Abbreviations: CSD, cat-scratch disease • CNS, central nervous system • ED, emergency department

First recognized by Foshay in 1932¹ and reported by Debre et al² in 1950, cat-scratch disease (CSD) is an infection that typically results from introduction of a pleomorphic Gram-negative bacillus, Bartonella henselae, into the bloodstream via the scratch or bite of an infected cat, usually of young age. The infection most often occurs in the pediatric age group³; affected individuals exhibit low-grade fever, regional lymphadenopathy, and malaise. Atypical cases of CSD, however, may affect the central nervous system (CNS). This rare presentation (0.17%–2% of cases⁴) usually manifests as an encephalopathy with sudden-onset seizures or altered consciousness. It is interesting to note that since the first description of CNS involvement in CSD by Stevens⁵ in 1952, there have been numerous reports in the literature that described a potpourri of neurologic sequelae associated with CSD, including cerebral arteritis⁶ and Brown-Séquard syndrome.⁷ Recently, we cared for an adolescent boy whose case of cat-scratch encephalopathy adds to the intriguing list of neurologic presentations of CSD. To our knowledge, an intermittent, expressive aphasia has never been reported in a patient with cat-scratch encephalopathy. In this report, we describe our patient’s presenting symptoms, the differential diagnoses considered, and his clinical course.

CASE REPORT

A 15-year-old boy with no significant past medical history was evaluated initially at a local community hospital for the complaint of "inability to speak." Earlier in the day, this straight-A student was sent home from school because of nausea and vomiting. Once at home, his parents noticed that he was unable to communicate verbally. He never experienced typical seizure-like activity, became confused, lost consciousness, lost his ability to understand others, or lost the ability to write. At the community hospital, his examination revealed a well-appearing adolescent with an expressive aphasia, mild right facial droop, right-sided weakness (upper greater than lower extremity), and an inability to ambulate. A complete blood count, electrolytes, renal function tests, and computed tomography of his head were unrevealing. As a result, the referring hospital performed magnetic resonance imaging (MRI) of his brain, the results of which were abnormal (Fig 1; initial interpretation: "diffuse white matter periventricular signal abnormality"). A cerebrovascular insult was the physicians’ foremost concern, so aspirin therapy was begun, and he was admitted overnight. Over the course of 6 hours, his symptoms steadily improved and, by morning, had completely resolved. He was discharged later that day on aspirin therapy, with a scheduled follow-up appointment by a pediatric neurologist.
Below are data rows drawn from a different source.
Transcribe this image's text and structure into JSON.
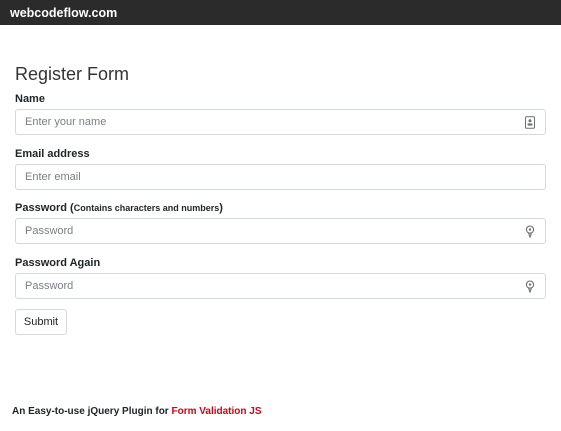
{
  "site": {
    "name": "webcodeflow.com"
  },
  "form": {
    "title": "Register Form",
    "fields": [
      {
        "label": "Name",
        "note": "",
        "placeholder": "Enter your name",
        "icon": "contact-card-icon"
      },
      {
        "label": "Email address",
        "note": "",
        "placeholder": "Enter email",
        "icon": ""
      },
      {
        "label": "Password",
        "note": "Contains characters and numbers",
        "placeholder": "Password",
        "icon": "key-icon"
      },
      {
        "label": "Password Again",
        "note": "",
        "placeholder": "Password",
        "icon": "key-icon"
      }
    ],
    "submit_label": "Submit"
  },
  "footer": {
    "text": "An Easy-to-use jQuery Plugin for",
    "highlight": "Form Validation JS"
  },
  "colors": {
    "topbar": "#2b2b2b",
    "accent": "#d0021b",
    "border": "#d6d9dc"
  }
}
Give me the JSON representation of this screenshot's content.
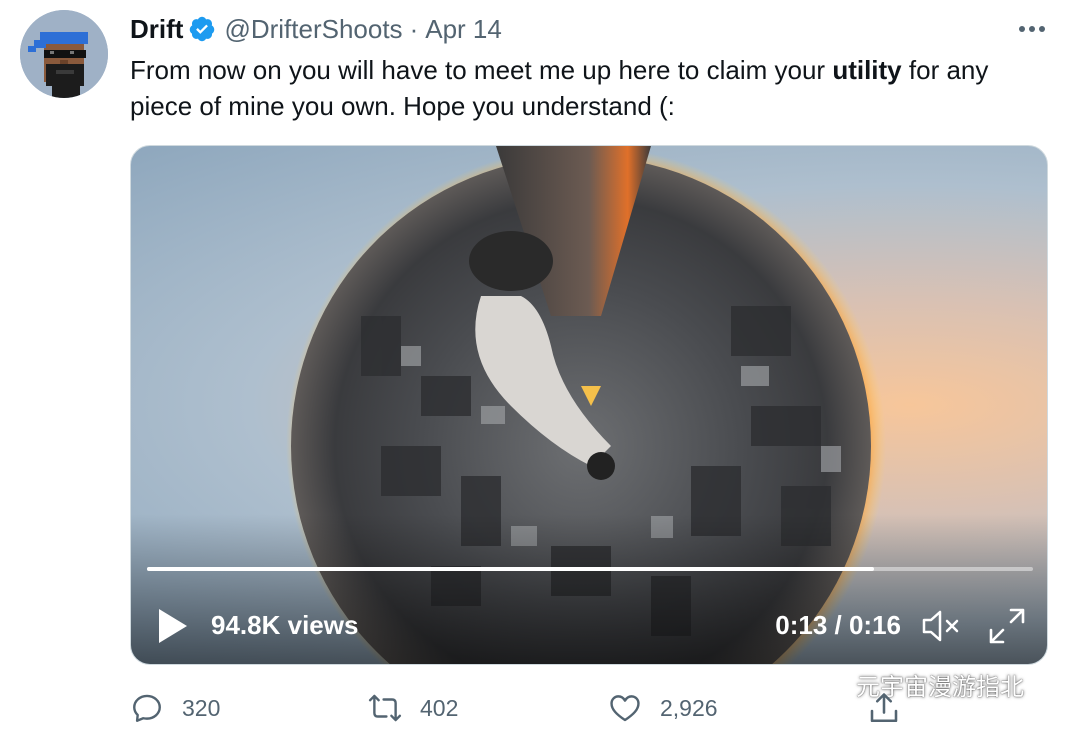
{
  "author": {
    "name": "Drift",
    "handle": "@DrifterShoots",
    "separator": "·",
    "date": "Apr 14",
    "verified": true
  },
  "tweet": {
    "text_part1": "From now on you will have to meet me up here to claim your ",
    "text_bold": "utility",
    "text_part2": " for any piece of mine you own. Hope you understand (:"
  },
  "video": {
    "views": "94.8K views",
    "time": "0:13 / 0:16",
    "progress": 0.82,
    "icons": {
      "play": "play-icon",
      "mute": "volume-muted-icon",
      "fullscreen": "fullscreen-icon"
    }
  },
  "actions": {
    "replies": "320",
    "retweets": "402",
    "likes": "2,926",
    "icons": [
      "reply-icon",
      "retweet-icon",
      "like-icon",
      "share-icon"
    ]
  },
  "watermark": {
    "text": "元宇宙漫游指北"
  },
  "colors": {
    "verified": "#1d9bf0",
    "secondary_text": "#536471",
    "primary_text": "#0f1419"
  }
}
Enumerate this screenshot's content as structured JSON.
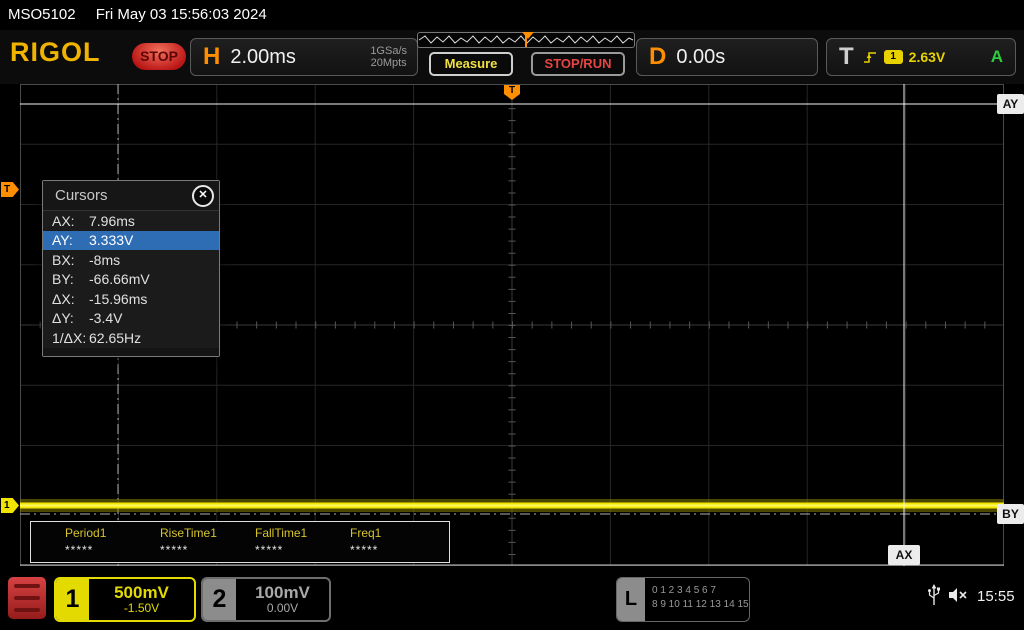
{
  "topbar": {
    "model": "MSO5102",
    "datetime": "Fri May 03 15:56:03 2024"
  },
  "header": {
    "logo": "RIGOL",
    "run_state": "STOP",
    "horizontal": {
      "label": "H",
      "timebase": "2.00ms",
      "sample_rate": "1GSa/s",
      "memory_depth": "20Mpts"
    },
    "measure_button": "Measure",
    "stop_run_button": "STOP/RUN",
    "delay": {
      "label": "D",
      "value": "0.00s"
    },
    "trigger": {
      "label": "T",
      "source_channel": "1",
      "level": "2.63V",
      "mode": "A"
    }
  },
  "cursors_panel": {
    "title": "Cursors",
    "close_label": "✕",
    "rows": [
      {
        "label": "AX:",
        "value": "7.96ms"
      },
      {
        "label": "AY:",
        "value": "3.333V"
      },
      {
        "label": "BX:",
        "value": "-8ms"
      },
      {
        "label": "BY:",
        "value": "-66.66mV"
      },
      {
        "label": "ΔX:",
        "value": "-15.96ms"
      },
      {
        "label": "ΔY:",
        "value": "-3.4V"
      },
      {
        "label": "1/ΔX:",
        "value": "62.65Hz"
      }
    ],
    "selected_row": "AY"
  },
  "graticule": {
    "cursor_tags": {
      "ax": "AX",
      "ay": "AY",
      "by": "BY"
    },
    "trigger_marker": "T",
    "channel_marker": "1"
  },
  "measurements": {
    "items": [
      {
        "name": "Period1",
        "value": "*****"
      },
      {
        "name": "RiseTime1",
        "value": "*****"
      },
      {
        "name": "FallTime1",
        "value": "*****"
      },
      {
        "name": "Freq1",
        "value": "*****"
      }
    ]
  },
  "bottombar": {
    "channel1": {
      "number": "1",
      "scale": "500mV",
      "offset": "-1.50V"
    },
    "channel2": {
      "number": "2",
      "scale": "100mV",
      "offset": "0.00V"
    },
    "logic": {
      "label": "L",
      "row1": "0 1 2 3 4 5 6 7",
      "row2": "8 9 10 11 12 13 14 15"
    },
    "clock": "15:55"
  },
  "colors": {
    "ch1_yellow": "#f0e400",
    "trigger_orange": "#ff8f00",
    "stop_red": "#d43c3c",
    "highlight_blue": "#2e6db4",
    "trigger_mode_green": "#2ecc40",
    "rigol_gold": "#f0b400"
  }
}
View larger version (120K): [in this window] [in a new window]   FIGURE 1 Brain MRI in a patient with cat-scratch encephalopathy. Significant diffuse inflammation in the subcortical white matter is evident in these T2-weighted images, which were obtained during our patient’s initial presentation.

 
Within hours of discharge, the patient had a recurrence of his inability to speak. Subsequent to representing to the referring hospital, he was transferred to the emergency department (ED) of our children’s hospital. Before transfer, intravenous lorazepam was given for "agitation" without noticeable improvement. Our physical examination confirmed findings from the previous day. Specifically, he was a pleasant, cooperative, well-appearing young adult with a pronounced expressive aphasia, right central seventh cranial nerve paresis, right-sided weakness (upper greater than lower extremity), unsteady gait secondary to weakness without cerebellar signs, normal reflexes, no clonus, and extensor Babinski responses bilaterally. In addition, a large (5 x 3 cm), mildly tender, nonerythematous, nonsuppurative, right axillary lymph node was palpated. A few healing papules and scratches on his chest were also identified. This led to the discovery of the patient’s frequent interactions with his family’s kitten, which often scratched him.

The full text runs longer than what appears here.